A close friend and old roommate had a copy of this record back in the day, so when I saw it at Nickelodeon Records in San Diego for a cool $3, I had get it. From the cover, to the tracklist, to the Darin-esk cool within, Darin at the Copa, at least this copy, has found a welcoming place to call home in our collection.
Side note time: Nickelodeon Records was where I found my first Tim Hardin record, 1967’s This is Tim Hardin. I own all but a few of his albums now, and I’m grateful to the two women at Nickelodeon for helping to supply the essential ingredient to arguably the best discography known to man… arguably.
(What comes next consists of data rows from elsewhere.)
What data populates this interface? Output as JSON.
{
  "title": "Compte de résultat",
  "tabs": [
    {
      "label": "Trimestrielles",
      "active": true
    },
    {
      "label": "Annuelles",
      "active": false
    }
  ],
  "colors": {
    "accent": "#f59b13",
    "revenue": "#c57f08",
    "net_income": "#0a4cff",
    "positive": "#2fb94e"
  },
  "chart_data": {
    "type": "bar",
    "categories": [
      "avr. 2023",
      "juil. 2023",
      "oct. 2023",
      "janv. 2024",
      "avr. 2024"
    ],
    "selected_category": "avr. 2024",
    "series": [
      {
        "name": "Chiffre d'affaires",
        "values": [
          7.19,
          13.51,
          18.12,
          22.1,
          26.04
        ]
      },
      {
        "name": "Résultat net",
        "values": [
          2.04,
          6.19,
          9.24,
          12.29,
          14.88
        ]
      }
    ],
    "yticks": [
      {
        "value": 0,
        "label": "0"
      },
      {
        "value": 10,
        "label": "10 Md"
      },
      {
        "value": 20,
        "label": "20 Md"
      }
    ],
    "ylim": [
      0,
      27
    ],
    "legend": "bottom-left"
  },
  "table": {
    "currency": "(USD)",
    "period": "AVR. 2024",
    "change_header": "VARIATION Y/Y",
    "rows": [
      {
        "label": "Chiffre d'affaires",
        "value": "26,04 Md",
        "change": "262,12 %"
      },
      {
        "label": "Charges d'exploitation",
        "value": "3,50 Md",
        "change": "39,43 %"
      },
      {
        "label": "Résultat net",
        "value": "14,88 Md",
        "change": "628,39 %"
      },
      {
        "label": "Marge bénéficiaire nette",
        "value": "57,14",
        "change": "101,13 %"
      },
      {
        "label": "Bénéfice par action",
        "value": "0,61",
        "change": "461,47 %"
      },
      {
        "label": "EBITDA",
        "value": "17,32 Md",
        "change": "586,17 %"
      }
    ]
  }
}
Alex North led a profoundly prolific career, this much is obvious. His work on the original 2001: A Space Odyssey score alone sets him a head above the cinematic competition, but here are a few other Alex North projects you may have overlooked (if you’re anything like me): A Streetcar Named Desire (1951), Spartacus (1960), The Misfits (1961), Cleopatra (1963), and Who’s Afraid of Virginia Woolf? (1966), to name only a short few. This Spartacus soundtrack is a 1980 reissue of the original 1960 release, but a quick look on Discogs yields a fairly reasonable price for both versions (in the $6 range). Although soundtracks aren’t my immediate go to, they are a nifty little orchestral oasis once in a while.